Берегом, вверх по течению, до Мокрого бора прошёл – речных четыре поворота, как говорят у нас, косы – одну песчаную и три камешниковых. Поймал шесть щук – стоят они по заводям и курьям, а не охотятся в реке; скоро на ямах только будут – соберутся. Больших нет. Самая крупная – килограмма на три. Все золотистые – скатились с малых речек. В самой Кеми они, туземные, темнее. Да к ним, к пойманным уже щукам, одного окуня, на килограмм примерно, вытащил – уж поводил он, рассердившись. Этого тоже взял у берега, под тальником, – скрывшись в тени его, в засаде находился. Не повезло, в отличие от меня, ему, красавцу желтопёрому, на этот раз с рыбалкой. Час у него такой – не мне, так щуке бы попался. Так буду думать. Не отпускать же.

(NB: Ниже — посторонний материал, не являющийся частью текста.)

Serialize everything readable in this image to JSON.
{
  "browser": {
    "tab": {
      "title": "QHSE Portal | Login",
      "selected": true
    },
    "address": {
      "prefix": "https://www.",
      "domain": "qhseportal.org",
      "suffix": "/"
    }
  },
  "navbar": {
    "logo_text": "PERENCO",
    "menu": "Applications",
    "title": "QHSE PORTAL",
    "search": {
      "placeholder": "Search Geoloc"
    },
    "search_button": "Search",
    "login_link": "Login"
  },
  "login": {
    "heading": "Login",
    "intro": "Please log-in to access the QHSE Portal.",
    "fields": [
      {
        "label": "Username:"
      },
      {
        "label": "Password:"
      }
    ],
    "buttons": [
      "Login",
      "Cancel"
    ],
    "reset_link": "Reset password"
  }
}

День умалился в пользу ночи. Хоть не до зимнего пока ещё обрубка – совсем тот куцый, с гулькин нос, когда, как говорится, утро крикнет, вечер откликнется ему – так они близко друг от друга. Но уж заметно. Предел календарному лету. У нас оно закончилось, по климату, давно – в начале августа, после Ильи – нам за обычно. Лес принимается желтеть и облетать, как по команде, и ударяют заморозки тут же, дожди зарядят ли, неделями не унимаясь; и снег пойдёт – не удивишься; сутки не пролежит, конечно, стает, но настроение испортит. Сумерки скоро наступают – не июнь: девять часов ещё, зари уж нет, и небо в звёздах.
Скоро осень, за окнами август, от дождя потемнели кусты…
Песня была такая, помню.
Но дождя, слава Богу, нет.
Пора, думаю, заканчивать с рыбалкой. Не навсегда. К этому не готов ещё, хоть от охоты вот уже и отказался – мягкотелый. Лишь на сегодня. Чтобы до тракта засветло доехать; с запасом времени – вдруг забуксую; в потёмках трудно будет выбираться. Поэтому. И до машины ещё надо дошагать – три километра.
Легко подумать, сложно совершить. Когда клюёт, ты ж, как счастливый, времени не замечаешь. Но я помог себе, подумав: там, дескать, мама станет беспокоиться. Оно и правда. И поэтому.
Прощаясь с местом, постоял, полюбовался окружающим. Всё мне родное. Лес, река. Хочу до мелочи запомнить, чтобы потом смотреть в Исленьске, – вспыхивать станет в памяти, как на экране. Когда теперь ещё тут окажусь, не знаю. Об этом думаю – затосковал.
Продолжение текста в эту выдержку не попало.